TRIBUNNEWS.COM, JAKARTA-Dua puluh tahun lamanya pelanggaran HAM dan intervensi kekuasaan yang menjadi simbol matinya demokrasi telah terjadi melalui peristiwa 27 Juli 1996.
"Penyelesaian kasus dimana pemerintahan yang berkuasa saat itu menggunakan alat negara dan mematikan demokrasi arus bawah dengan menyerang kantor PDI sebagai simbol kedaulatan politik Partai, hingga saat ini masih gelap," ungkap Sekjen DPP PDI Perjuangan Hasto Kristiyanto, usai diskusi terbatas penyelesain kasus 27 Juli 1996 di Kantor DPP PDIP di Jalan Diponegoro, Jakarta Pusat, Rabu, (27/7/2016).
"DPP PDI Perjuangan sesuai amanat Kongres IV akan terus berjuang terhadap penyelesaian pelanggaran demokrasi berat tersebut," lanjutnya.
Dalam kesempatan yang sama, Trimedya Panjaitan yang sejak awal konsisten memilih jalur hukum melalui Tim Pembela Demokrasi Indonesia (TPDI) menegaskan, penyelesain kasus tersebut terhenti di pengadilan koneksitas.
"DPP PDIP meminta bantuan Komnas HAM dan Lembaga Bantuan Hukum Indonesia untuk mempercepat penyelesain kasus penyalahgunaan kewenangan kekuasaan pemerintahan negara tersebut," ujar Trimedya Panjaitan, Ketua DPP PDIP Bidang Hukum dan HAM.

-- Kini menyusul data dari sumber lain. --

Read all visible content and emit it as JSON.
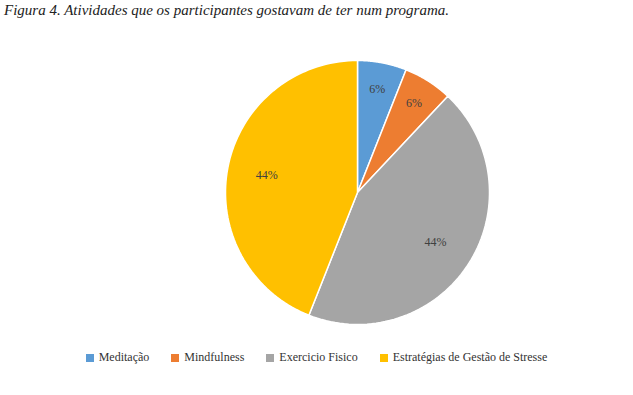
{
  "chart_data": {
    "type": "pie",
    "title": "Figura 4. Atividades que os participantes gostavam de ter num programa.",
    "categories": [
      "Meditação",
      "Mindfulness",
      "Exercicio Fisico",
      "Estratégias de Gestão de Stresse"
    ],
    "values": [
      6,
      6,
      44,
      44
    ],
    "value_labels": [
      "6%",
      "6%",
      "44%",
      "44%"
    ],
    "colors": [
      "#5b9bd5",
      "#ed7d31",
      "#a5a5a5",
      "#ffc000"
    ],
    "data_labels": true,
    "legend": "bottom"
  }
}
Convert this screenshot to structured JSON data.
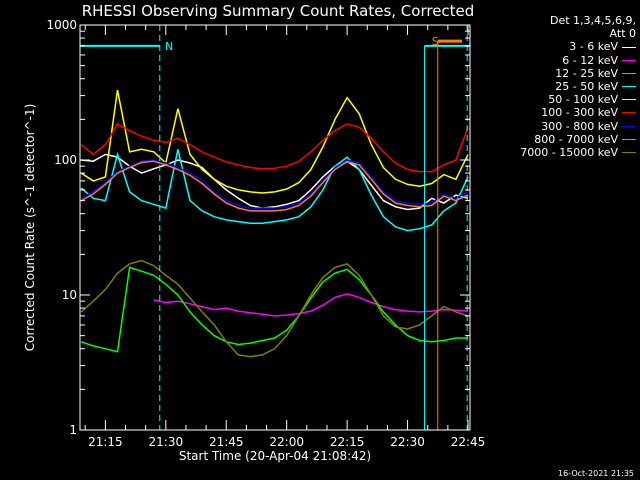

Sejumlah narasumber dari Komnas HAM, YLBHI dan pegiat HAM turut hadir dalam diskusi terbatas tersebut.
Diskusi juga dihadiri Alfons Kurnia Farma Ketua YLBHI.
Ketua Komnas HAM, M. Imdadun Rahmat, yang hadir didampingi komisioner Anshari, Sandra Moniaga menegaskan, terjadi pelanggaran HAM atas penyerbuan dan penyerangan kantor DPP PDI.
Yang membawa korban jiwa dan menunjukan adanya penyalahgunaan kekuasaan alat negara.
Komnas HAM menemukan bukti-bukti adanya perencanaan, dan upaya penyerangan dan pengambil-alihan secara paksa kantor Partai yang menjadi simbol demokrasi tersebut.
Hendardi yang dikenal vokal di dalam memperjuangkan penyelesaian pelanggaran HAM menegaskan bahwa konstruksi pengadilan koneksitas tidaklah tepat.
"Perlu desain penyelesaian kasus 27 Juli 1996 dengan mengunakan UU No 26 tahun 2000 tentang HAM. Supremasi hukum harus ditegakkan sebagai dasar bernegara guna menuntaskan berbagai kasus pelanggaran HAM," ujar Hendardi.